Prosa Poética de Ilona Bastos - A obra-prima
O escultor levou dezoito anos a criar a sua obra-prima.
Ergueu-a a partir do nada, ou seja, utilizando o material simultaneamente mais básico e mais complexo que se pode imaginar.
Ergueu-a a partir do nada, ou seja, utilizando o material simultaneamente mais básico e mais complexo que se pode imaginar.
Ao longo dos anos fê-la crescer, dedicando-lhe os momentos mais inspirados do seu tempo, do seu desvelo, do seu carinho.
Quantas noites não passou sem dormir, desencantando soluções para as dificuldades que a obra lhe suscitava! Quanta alegria não o invadiu, ao reconhecer ter acertado nas opções feitas em cada etapa da sua construção! Quantas lágrimas não chorou ao imaginar, por vezes, que o objecto do seu enlevo poderia não atingir o destino que lhe fora traçado!
Quanto sofrimento, quanta felicidade, quanta angústia, quanto alívio não lhe causou essa ambiciosa obra, cuja finalização, pensava, lhe traria a compensação e o total reconhecimento pelo esforço despendido…

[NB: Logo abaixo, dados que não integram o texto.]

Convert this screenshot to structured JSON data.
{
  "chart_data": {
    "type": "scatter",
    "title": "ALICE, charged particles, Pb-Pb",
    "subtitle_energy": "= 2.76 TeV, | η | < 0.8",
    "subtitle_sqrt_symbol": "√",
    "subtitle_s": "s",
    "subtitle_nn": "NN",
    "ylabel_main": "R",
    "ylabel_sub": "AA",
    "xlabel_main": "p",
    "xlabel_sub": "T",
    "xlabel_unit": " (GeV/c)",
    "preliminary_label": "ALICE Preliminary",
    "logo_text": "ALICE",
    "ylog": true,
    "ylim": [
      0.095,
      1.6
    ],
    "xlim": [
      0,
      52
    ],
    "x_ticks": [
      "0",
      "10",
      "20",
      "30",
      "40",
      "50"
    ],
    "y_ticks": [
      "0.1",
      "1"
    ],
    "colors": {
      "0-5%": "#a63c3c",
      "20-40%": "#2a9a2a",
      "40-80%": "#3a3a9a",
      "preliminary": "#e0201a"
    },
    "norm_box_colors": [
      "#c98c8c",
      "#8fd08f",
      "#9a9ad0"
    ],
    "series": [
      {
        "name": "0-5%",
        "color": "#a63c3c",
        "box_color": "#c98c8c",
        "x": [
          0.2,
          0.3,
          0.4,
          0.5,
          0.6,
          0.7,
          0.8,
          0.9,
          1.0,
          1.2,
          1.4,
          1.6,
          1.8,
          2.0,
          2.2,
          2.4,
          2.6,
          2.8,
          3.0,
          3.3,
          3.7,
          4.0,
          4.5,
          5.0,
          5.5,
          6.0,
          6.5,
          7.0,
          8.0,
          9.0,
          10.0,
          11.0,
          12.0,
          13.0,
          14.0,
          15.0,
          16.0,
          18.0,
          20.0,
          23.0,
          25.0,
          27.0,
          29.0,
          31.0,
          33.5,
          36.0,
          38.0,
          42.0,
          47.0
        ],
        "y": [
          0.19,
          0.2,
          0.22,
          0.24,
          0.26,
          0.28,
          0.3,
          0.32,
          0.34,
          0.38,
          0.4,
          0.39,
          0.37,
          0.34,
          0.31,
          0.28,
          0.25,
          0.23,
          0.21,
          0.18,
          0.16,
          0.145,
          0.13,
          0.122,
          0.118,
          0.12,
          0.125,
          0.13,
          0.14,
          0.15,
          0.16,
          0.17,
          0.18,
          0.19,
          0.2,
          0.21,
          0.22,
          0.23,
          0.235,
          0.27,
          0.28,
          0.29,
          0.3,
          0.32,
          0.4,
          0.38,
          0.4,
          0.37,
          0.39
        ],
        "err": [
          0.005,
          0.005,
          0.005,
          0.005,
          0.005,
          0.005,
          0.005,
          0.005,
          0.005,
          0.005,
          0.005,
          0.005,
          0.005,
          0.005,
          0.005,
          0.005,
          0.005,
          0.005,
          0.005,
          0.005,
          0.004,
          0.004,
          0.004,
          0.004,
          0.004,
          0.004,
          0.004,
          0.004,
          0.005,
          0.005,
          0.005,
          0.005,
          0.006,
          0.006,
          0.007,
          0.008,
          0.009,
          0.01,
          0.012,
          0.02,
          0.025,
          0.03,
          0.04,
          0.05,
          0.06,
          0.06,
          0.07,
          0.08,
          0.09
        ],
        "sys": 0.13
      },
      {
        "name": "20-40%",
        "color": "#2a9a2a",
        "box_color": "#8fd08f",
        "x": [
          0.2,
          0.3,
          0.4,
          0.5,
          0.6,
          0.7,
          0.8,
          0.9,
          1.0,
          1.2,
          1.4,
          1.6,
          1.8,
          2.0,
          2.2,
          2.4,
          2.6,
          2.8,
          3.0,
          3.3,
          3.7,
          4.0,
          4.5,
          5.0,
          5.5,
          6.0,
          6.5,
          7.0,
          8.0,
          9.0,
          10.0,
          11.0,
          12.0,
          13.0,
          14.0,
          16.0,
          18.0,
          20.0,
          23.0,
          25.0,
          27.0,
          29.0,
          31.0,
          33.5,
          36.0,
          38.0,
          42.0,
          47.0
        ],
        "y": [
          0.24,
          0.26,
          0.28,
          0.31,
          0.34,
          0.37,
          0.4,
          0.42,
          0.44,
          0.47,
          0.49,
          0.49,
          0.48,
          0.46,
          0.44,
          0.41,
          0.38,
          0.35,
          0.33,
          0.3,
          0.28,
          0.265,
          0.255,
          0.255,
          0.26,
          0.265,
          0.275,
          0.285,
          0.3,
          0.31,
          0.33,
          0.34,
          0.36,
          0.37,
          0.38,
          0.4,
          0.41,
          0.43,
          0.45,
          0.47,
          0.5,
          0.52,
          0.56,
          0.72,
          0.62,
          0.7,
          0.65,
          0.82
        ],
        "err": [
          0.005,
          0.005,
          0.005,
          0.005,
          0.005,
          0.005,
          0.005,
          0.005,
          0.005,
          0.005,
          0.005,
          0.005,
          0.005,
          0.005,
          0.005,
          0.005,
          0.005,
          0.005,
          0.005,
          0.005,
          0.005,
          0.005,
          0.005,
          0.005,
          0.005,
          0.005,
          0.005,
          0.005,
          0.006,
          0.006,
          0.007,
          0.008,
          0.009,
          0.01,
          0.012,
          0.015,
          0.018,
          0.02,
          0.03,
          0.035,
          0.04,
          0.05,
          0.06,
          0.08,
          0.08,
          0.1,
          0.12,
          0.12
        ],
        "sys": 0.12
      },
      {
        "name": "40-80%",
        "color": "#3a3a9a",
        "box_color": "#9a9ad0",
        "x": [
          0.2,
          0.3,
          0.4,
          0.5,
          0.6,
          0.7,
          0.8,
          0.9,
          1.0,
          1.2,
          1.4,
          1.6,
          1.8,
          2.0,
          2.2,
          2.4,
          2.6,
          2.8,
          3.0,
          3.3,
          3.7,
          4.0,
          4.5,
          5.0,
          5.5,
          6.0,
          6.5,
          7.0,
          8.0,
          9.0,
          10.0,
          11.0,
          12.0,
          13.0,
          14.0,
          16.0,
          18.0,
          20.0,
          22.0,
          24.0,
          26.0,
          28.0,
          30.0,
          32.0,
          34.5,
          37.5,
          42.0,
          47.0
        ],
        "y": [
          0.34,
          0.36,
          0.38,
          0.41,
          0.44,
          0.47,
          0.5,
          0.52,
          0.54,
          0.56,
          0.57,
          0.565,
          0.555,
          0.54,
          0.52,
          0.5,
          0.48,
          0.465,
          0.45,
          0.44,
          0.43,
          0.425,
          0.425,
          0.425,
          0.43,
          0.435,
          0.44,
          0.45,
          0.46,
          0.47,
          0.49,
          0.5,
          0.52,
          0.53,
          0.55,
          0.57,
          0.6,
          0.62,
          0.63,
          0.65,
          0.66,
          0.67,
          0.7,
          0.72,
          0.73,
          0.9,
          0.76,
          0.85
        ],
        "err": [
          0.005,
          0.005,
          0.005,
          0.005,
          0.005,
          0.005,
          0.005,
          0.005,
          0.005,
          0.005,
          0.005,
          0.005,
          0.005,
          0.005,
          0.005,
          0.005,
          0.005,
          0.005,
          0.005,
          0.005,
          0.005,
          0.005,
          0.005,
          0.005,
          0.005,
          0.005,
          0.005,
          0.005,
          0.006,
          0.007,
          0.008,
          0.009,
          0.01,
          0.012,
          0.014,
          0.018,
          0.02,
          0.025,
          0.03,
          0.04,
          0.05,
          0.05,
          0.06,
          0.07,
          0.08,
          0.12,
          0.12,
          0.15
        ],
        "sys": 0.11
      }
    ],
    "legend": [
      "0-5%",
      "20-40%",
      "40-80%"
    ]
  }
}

Lateralmente – pois o escultor tinha que ganhar a sua vida – concebia pequenas estatuetas em barro, que vendia em feiras do artesanato e lojas para turistas. Como oleiro, das suas mãos nasciam cântaros e jarros de belíssimas formas e elegantes linhas, encanto dos apreciadores que nelas vislumbravam ânforas gregas ou romanas e sonhos de longínquas ilhas plantadas num mar de azul intenso, coberto de céus com nuvens alvíssimas pincelando extensões grandiosas até ao horizonte.
Quando interrogavam o escultor acerca da sua obra-prima - à qual o próprio se referia, amiúde, como sendo de importância fundamental -, este sorria, feliz, respondendo vagamente: «A minha obra está à vista de todos!».
Dezoito anos volvidos, o criador deu a obra por concluída. Não que o desejasse, é verdade - na sua ânsia de perfeição, poderia continuar ad eternum a modelá-la, retocá-la, acarinhá-la.